We’ve all been online, trying to purchase some tickets for a show or log into Facebook when that obnoxious box pops up asking us to prove we’re not a robot by just clicking a checkbox or typing in some letters.
Most commonly we see a CAPTCHA, which is a rough acronym for Completely Automated Public Turing Test To Tell Computers and Humans Apart (yeah, CAPTCHA is easier).
So you roll your eyes, type the letters, occasionally cursing under your breath wondering why you have to do something so trivial just to post on your wall or send out that subtweet you’ve been stewing on.
Well, this may not be so simple anymore.
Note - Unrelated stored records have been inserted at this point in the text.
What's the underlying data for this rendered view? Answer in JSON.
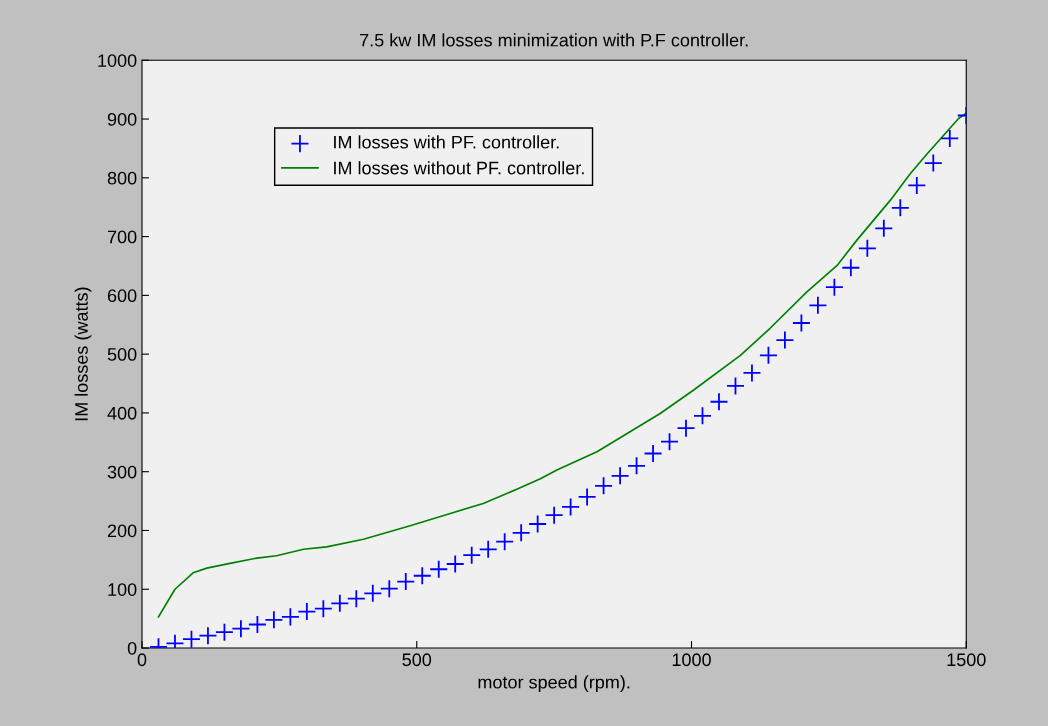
{
  "chart_data": {
    "type": "line",
    "title": "7.5 kw IM losses minimization with P.F controller.",
    "xlabel": "motor speed (rpm).",
    "ylabel": "IM losses (watts)",
    "xlim": [
      0,
      1500
    ],
    "xticks": [
      0,
      500,
      1000,
      1500
    ],
    "ylim": [
      0,
      1000
    ],
    "yticks": [
      0,
      100,
      200,
      300,
      400,
      500,
      600,
      700,
      800,
      900,
      1000
    ],
    "grid": false,
    "legend": "top left",
    "series": [
      {
        "name": "IM losses with PF. controller.",
        "type": "scatter",
        "marker": "cross",
        "color": "#0000ff",
        "x": [
          30,
          60,
          90,
          120,
          150,
          180,
          210,
          240,
          270,
          300,
          330,
          360,
          390,
          420,
          450,
          480,
          510,
          540,
          570,
          600,
          630,
          660,
          690,
          720,
          750,
          780,
          810,
          840,
          870,
          900,
          930,
          960,
          990,
          1020,
          1050,
          1080,
          1110,
          1140,
          1170,
          1200,
          1230,
          1260,
          1290,
          1320,
          1350,
          1380,
          1410,
          1440,
          1470,
          1500
        ],
        "values": [
          2,
          8,
          15,
          21,
          27,
          33,
          40,
          48,
          53,
          62,
          67,
          76,
          84,
          93,
          101,
          113,
          123,
          134,
          143,
          158,
          168,
          181,
          196,
          211,
          226,
          240,
          257,
          276,
          293,
          310,
          331,
          351,
          374,
          395,
          419,
          446,
          468,
          498,
          524,
          553,
          583,
          614,
          647,
          680,
          714,
          749,
          787,
          825,
          867,
          906
        ]
      },
      {
        "name": "IM losses without PF. controller.",
        "marker": "none",
        "line_style": "solid",
        "color": "#008000",
        "x": [
          30,
          60,
          93,
          118,
          160,
          209,
          245,
          294,
          336,
          403,
          488,
          561,
          621,
          682,
          725,
          755,
          828,
          943,
          1004,
          1089,
          1143,
          1210,
          1265,
          1301,
          1362,
          1398,
          1429,
          1486,
          1500
        ],
        "values": [
          53,
          100,
          128,
          136,
          144,
          153,
          157,
          168,
          172,
          185,
          208,
          229,
          246,
          270,
          288,
          303,
          334,
          399,
          439,
          498,
          544,
          606,
          651,
          694,
          762,
          807,
          841,
          901,
          910
        ]
      }
    ]
  }
}
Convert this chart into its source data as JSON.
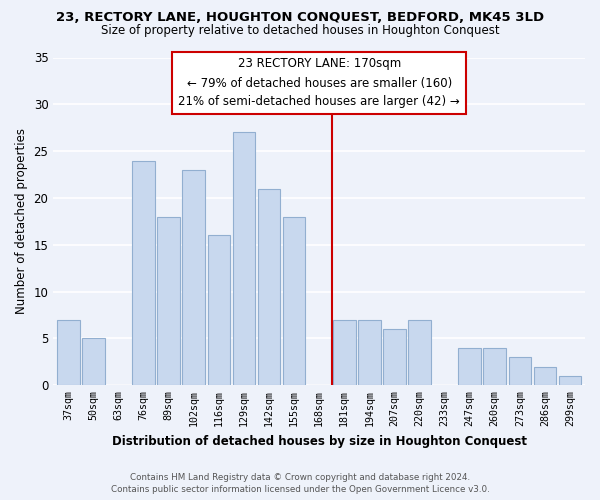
{
  "title1": "23, RECTORY LANE, HOUGHTON CONQUEST, BEDFORD, MK45 3LD",
  "title2": "Size of property relative to detached houses in Houghton Conquest",
  "xlabel": "Distribution of detached houses by size in Houghton Conquest",
  "ylabel": "Number of detached properties",
  "bar_labels": [
    "37sqm",
    "50sqm",
    "63sqm",
    "76sqm",
    "89sqm",
    "102sqm",
    "116sqm",
    "129sqm",
    "142sqm",
    "155sqm",
    "168sqm",
    "181sqm",
    "194sqm",
    "207sqm",
    "220sqm",
    "233sqm",
    "247sqm",
    "260sqm",
    "273sqm",
    "286sqm",
    "299sqm"
  ],
  "bar_values": [
    7,
    5,
    0,
    24,
    18,
    23,
    16,
    27,
    21,
    18,
    0,
    7,
    7,
    6,
    7,
    0,
    4,
    4,
    3,
    2,
    1
  ],
  "bar_color": "#c8d8ee",
  "bar_edge_color": "#92afd0",
  "vline_x_index": 10,
  "vline_color": "#cc0000",
  "annotation_title": "23 RECTORY LANE: 170sqm",
  "annotation_line1": "← 79% of detached houses are smaller (160)",
  "annotation_line2": "21% of semi-detached houses are larger (42) →",
  "annotation_box_color": "#ffffff",
  "annotation_box_edge": "#cc0000",
  "ylim": [
    0,
    35
  ],
  "yticks": [
    0,
    5,
    10,
    15,
    20,
    25,
    30,
    35
  ],
  "footer1": "Contains HM Land Registry data © Crown copyright and database right 2024.",
  "footer2": "Contains public sector information licensed under the Open Government Licence v3.0.",
  "bg_color": "#eef2fa",
  "grid_color": "#ffffff"
}
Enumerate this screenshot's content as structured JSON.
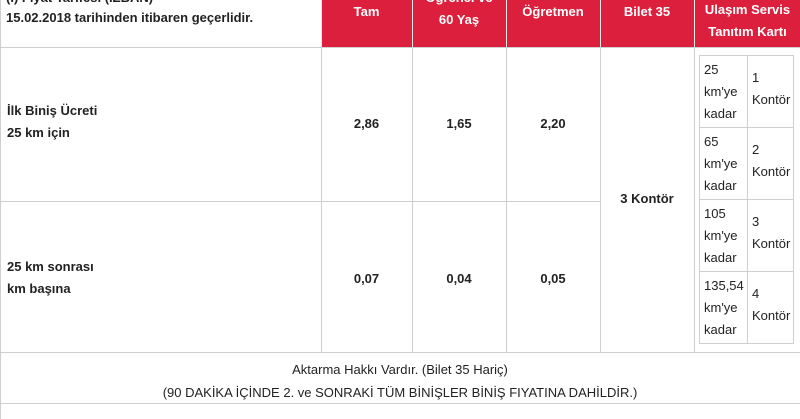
{
  "header": {
    "title_lines": [
      "(İ) Fiyat Tarifesi (İZBAN)",
      "15.02.2018 tarihinden itibaren geçerlidir."
    ],
    "columns": [
      [
        "Tam"
      ],
      [
        "Öğrenci ve",
        "60 Yaş"
      ],
      [
        "Öğretmen"
      ],
      [
        "Bilet 35"
      ],
      [
        "Ulaşım Servis",
        "Tanıtım Kartı"
      ]
    ]
  },
  "rows": [
    {
      "label": [
        "İlk Biniş Ücreti",
        "25 km için"
      ],
      "values": [
        "2,86",
        "1,65",
        "2,20"
      ]
    },
    {
      "label": [
        "25 km sonrası",
        "km başına"
      ],
      "values": [
        "0,07",
        "0,04",
        "0,05"
      ]
    }
  ],
  "bilet35": "3 Kontör",
  "ulasim": [
    {
      "distance": [
        "25",
        "km'ye",
        "kadar"
      ],
      "kontor": [
        "1",
        "Kontör"
      ]
    },
    {
      "distance": [
        "65",
        "km'ye",
        "kadar"
      ],
      "kontor": [
        "2",
        "Kontör"
      ]
    },
    {
      "distance": [
        "105",
        "km'ye",
        "kadar"
      ],
      "kontor": [
        "3",
        "Kontör"
      ]
    },
    {
      "distance": [
        "135,54",
        "km'ye",
        "kadar"
      ],
      "kontor": [
        "4",
        "Kontör"
      ]
    }
  ],
  "footer": [
    "Aktarma Hakkı Vardır. (Bilet 35 Hariç)",
    "(90 DAKİKA İÇİNDE 2. ve SONRAKİ TÜM BİNİŞLER BİNİŞ FIYATINA DAHİLDİR.)"
  ]
}
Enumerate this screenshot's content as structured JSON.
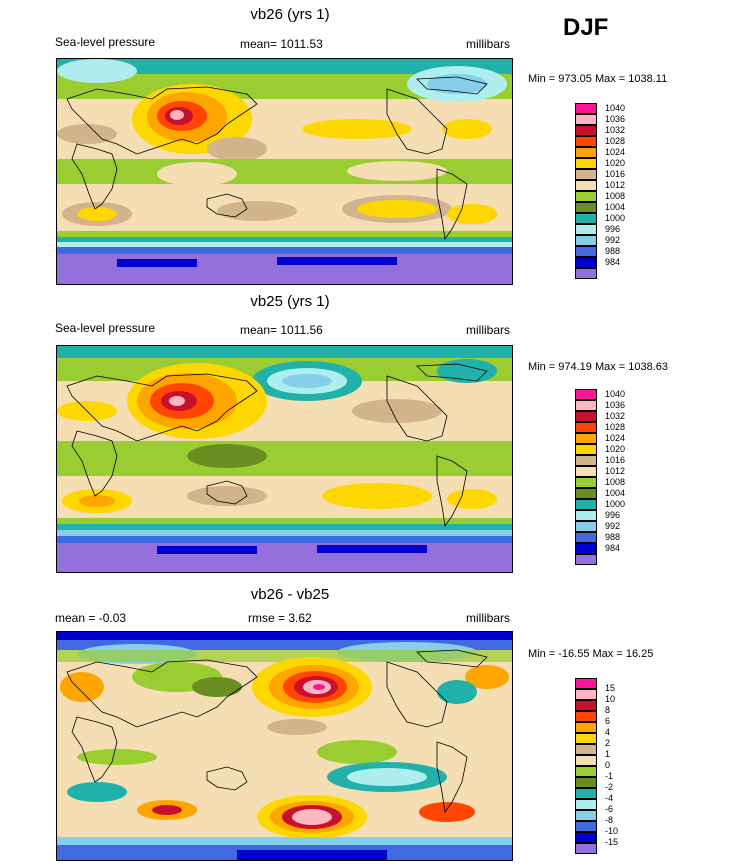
{
  "season": "DJF",
  "chart_data": [
    {
      "type": "heatmap",
      "title": "vb26 (yrs 1)",
      "left_label": "Sea-level pressure",
      "center_label": "mean= 1011.53",
      "right_label": "millibars",
      "minmax": "Min = 973.05 Max = 1038.11",
      "levels": [
        "1040",
        "1036",
        "1032",
        "1028",
        "1024",
        "1020",
        "1016",
        "1012",
        "1008",
        "1004",
        "1000",
        "996",
        "992",
        "988",
        "984"
      ],
      "colors": [
        "#ff1493",
        "#ffb6c1",
        "#c8102e",
        "#ff4500",
        "#ffa500",
        "#ffd700",
        "#d2b48c",
        "#f5deb3",
        "#9acd32",
        "#6b8e23",
        "#20b2aa",
        "#afeeee",
        "#87ceeb",
        "#4169e1",
        "#0000cd"
      ]
    },
    {
      "type": "heatmap",
      "title": "vb25 (yrs 1)",
      "left_label": "Sea-level pressure",
      "center_label": "mean= 1011.56",
      "right_label": "millibars",
      "minmax": "Min = 974.19 Max = 1038.63",
      "levels": [
        "1040",
        "1036",
        "1032",
        "1028",
        "1024",
        "1020",
        "1016",
        "1012",
        "1008",
        "1004",
        "1000",
        "996",
        "992",
        "988",
        "984"
      ],
      "colors": [
        "#ff1493",
        "#ffb6c1",
        "#c8102e",
        "#ff4500",
        "#ffa500",
        "#ffd700",
        "#d2b48c",
        "#f5deb3",
        "#9acd32",
        "#6b8e23",
        "#20b2aa",
        "#afeeee",
        "#87ceeb",
        "#4169e1",
        "#0000cd"
      ]
    },
    {
      "type": "heatmap",
      "title": "vb26 - vb25",
      "left_label": "mean =  -0.03",
      "center_label": "rmse =   3.62",
      "right_label": "millibars",
      "minmax": "Min = -16.55 Max =  16.25",
      "levels": [
        "15",
        "10",
        "8",
        "6",
        "4",
        "2",
        "1",
        "0",
        "-1",
        "-2",
        "-4",
        "-6",
        "-8",
        "-10",
        "-15"
      ],
      "colors": [
        "#ff1493",
        "#ffb6c1",
        "#c8102e",
        "#ff4500",
        "#ffa500",
        "#ffd700",
        "#d2b48c",
        "#f5deb3",
        "#9acd32",
        "#6b8e23",
        "#20b2aa",
        "#afeeee",
        "#87ceeb",
        "#4169e1",
        "#0000cd"
      ]
    }
  ]
}
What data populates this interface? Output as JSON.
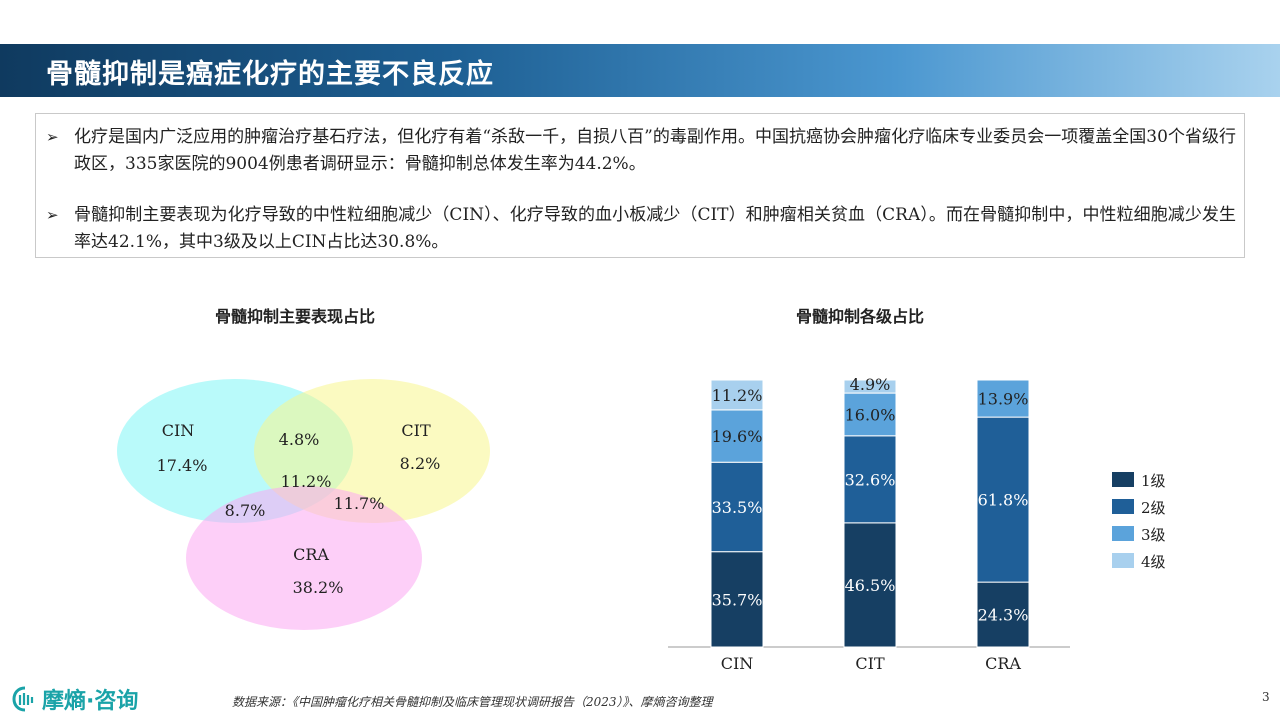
{
  "header": {
    "title": "骨髓抑制是癌症化疗的主要不良反应"
  },
  "bullets": [
    "化疗是国内广泛应用的肿瘤治疗基石疗法，但化疗有着“杀敌一千，自损八百”的毒副作用。中国抗癌协会肿瘤化疗临床专业委员会一项覆盖全国30个省级行政区，335家医院的9004例患者调研显示：骨髓抑制总体发生率为44.2%。",
    "骨髓抑制主要表现为化疗导致的中性粒细胞减少（CIN）、化疗导致的血小板减少（CIT）和肿瘤相关贫血（CRA）。而在骨髓抑制中，中性粒细胞减少发生率达42.1%，其中3级及以上CIN占比达30.8%。"
  ],
  "bullet_marker": "➢",
  "chart_data": [
    {
      "type": "venn",
      "title": "骨髓抑制主要表现占比",
      "sets": [
        {
          "name": "CIN",
          "value": "17.4%",
          "color": "#7ff5f5"
        },
        {
          "name": "CIT",
          "value": "8.2%",
          "color": "#f7f58e"
        },
        {
          "name": "CRA",
          "value": "38.2%",
          "color": "#fca8f2"
        }
      ],
      "overlaps": [
        {
          "sets": [
            "CIN",
            "CIT"
          ],
          "value": "4.8%"
        },
        {
          "sets": [
            "CIN",
            "CRA"
          ],
          "value": "8.7%"
        },
        {
          "sets": [
            "CIT",
            "CRA"
          ],
          "value": "11.7%"
        },
        {
          "sets": [
            "CIN",
            "CIT",
            "CRA"
          ],
          "value": "11.2%"
        }
      ]
    },
    {
      "type": "stacked-bar",
      "title": "骨髓抑制各级占比",
      "categories": [
        "CIN",
        "CIT",
        "CRA"
      ],
      "ylim": [
        0,
        100
      ],
      "legend_position": "right",
      "series": [
        {
          "name": "1级",
          "color": "#163f63",
          "values": [
            35.7,
            46.5,
            24.3
          ]
        },
        {
          "name": "2级",
          "color": "#1f5f98",
          "values": [
            33.5,
            32.6,
            61.8
          ]
        },
        {
          "name": "3级",
          "color": "#5ba3db",
          "values": [
            19.6,
            16.0,
            13.9
          ]
        },
        {
          "name": "4级",
          "color": "#a8d0ee",
          "values": [
            11.2,
            4.9,
            null
          ]
        }
      ],
      "labels": [
        [
          "35.7%",
          "46.5%",
          "24.3%"
        ],
        [
          "33.5%",
          "32.6%",
          "61.8%"
        ],
        [
          "19.6%",
          "16.0%",
          "13.9%"
        ],
        [
          "11.2%",
          "4.9%",
          ""
        ]
      ]
    }
  ],
  "footer": {
    "source": "数据来源：《中国肿瘤化疗相关骨髓抑制及临床管理现状调研报告（2023）》、摩熵咨询整理",
    "page": "3",
    "brand": "摩熵·咨询"
  }
}
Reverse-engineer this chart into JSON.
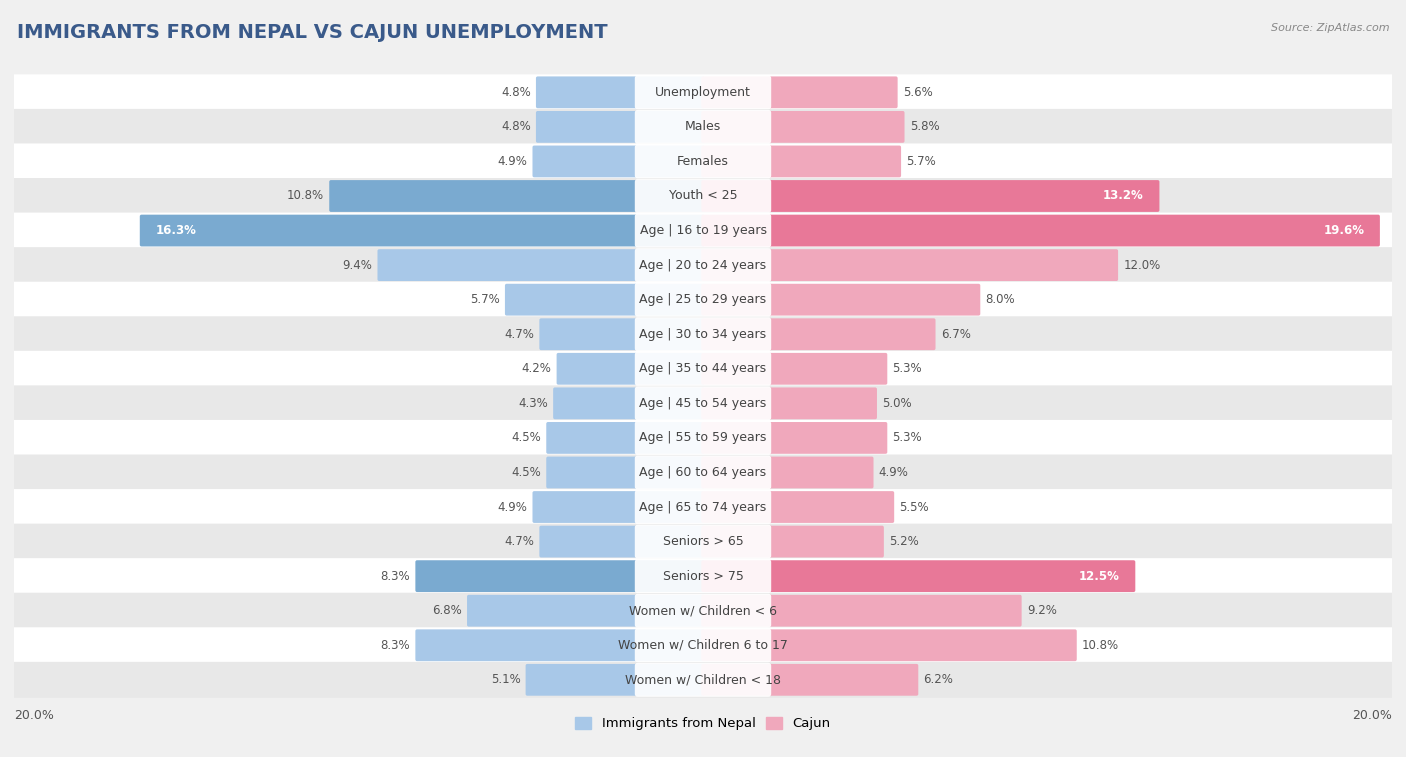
{
  "title": "IMMIGRANTS FROM NEPAL VS CAJUN UNEMPLOYMENT",
  "source": "Source: ZipAtlas.com",
  "categories": [
    "Unemployment",
    "Males",
    "Females",
    "Youth < 25",
    "Age | 16 to 19 years",
    "Age | 20 to 24 years",
    "Age | 25 to 29 years",
    "Age | 30 to 34 years",
    "Age | 35 to 44 years",
    "Age | 45 to 54 years",
    "Age | 55 to 59 years",
    "Age | 60 to 64 years",
    "Age | 65 to 74 years",
    "Seniors > 65",
    "Seniors > 75",
    "Women w/ Children < 6",
    "Women w/ Children 6 to 17",
    "Women w/ Children < 18"
  ],
  "nepal_values": [
    4.8,
    4.8,
    4.9,
    10.8,
    16.3,
    9.4,
    5.7,
    4.7,
    4.2,
    4.3,
    4.5,
    4.5,
    4.9,
    4.7,
    8.3,
    6.8,
    8.3,
    5.1
  ],
  "cajun_values": [
    5.6,
    5.8,
    5.7,
    13.2,
    19.6,
    12.0,
    8.0,
    6.7,
    5.3,
    5.0,
    5.3,
    4.9,
    5.5,
    5.2,
    12.5,
    9.2,
    10.8,
    6.2
  ],
  "nepal_color": "#a8c8e8",
  "cajun_color": "#f0a8bc",
  "nepal_highlight_color": "#7aaad0",
  "cajun_highlight_color": "#e87898",
  "row_color_light": "#ffffff",
  "row_color_dark": "#e8e8e8",
  "bg_color": "#f0f0f0",
  "xlim": 20.0,
  "legend_nepal": "Immigrants from Nepal",
  "legend_cajun": "Cajun",
  "title_fontsize": 14,
  "label_fontsize": 9,
  "value_fontsize": 8.5,
  "source_fontsize": 8,
  "highlight_rows": [
    3,
    4,
    14
  ],
  "white_label_nepal": [
    4
  ],
  "white_label_cajun": [
    4,
    3,
    14
  ]
}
According to research recently published in Science magazine, scientists have now have found a way to build an AI that can actually read the CAPTCHA’s you see in your browser AND break the test, allowing them to access a site despite being, well, a robot.
This is not unprecedented; around a decade ago Ticketmaster sued a company that was able to bypass its CAPTCHA system to buy tickets in bulk. That case, however, appeared to be simply an exploitation of a Ticketmaster’s defenses.
The claim is that this new tech will be able to break down the CAPTCHA by deconstructing the text in a much more complex and thorough way, with less specific instructions.
Scientists have been working with AI to try to give it the ability to think like a human (oh no) and they do this using a technique called deep learning. This process is about teaching the AI to look through layers of information, taking each new finding and applying it to its next layer, learning and remembering each time.
This informs the AI’s next decision, and so on. This all, as we’ve seen in films and on television for years, is just a way to get AI to “think” as much like a human brain as possible.
While this isn’t quite to the interrogating-a-possible-replicant level (see Blade Runner), this could be a huge security concern for web developers moving forward. According to a study done with this new AI, the model “was able to solve reCAPTCHAs at an accuracy rate of 66.6% …, BotDetect at 64.4%, Yahoo at 57.4% and PayPal at 57.1%.”
Time to start paying for things with cash again, am I right?
All this research is not only for learning how to break into websites, but for learning how the human’s think and applying that knowledge to building code that will function as closely as possible to the human brain.
Companies like Google have already moved on from basic CAPTCHA’s and it’s hard to say what impact this new discovery will actually have on information security, but this is just the way technology is moving.
While those CAPTCHA’s may be annoying, I’m willing to put in a couple extra seconds to prove I’m human. If AI continues to get smarter, so will the tests that determine who is human or not.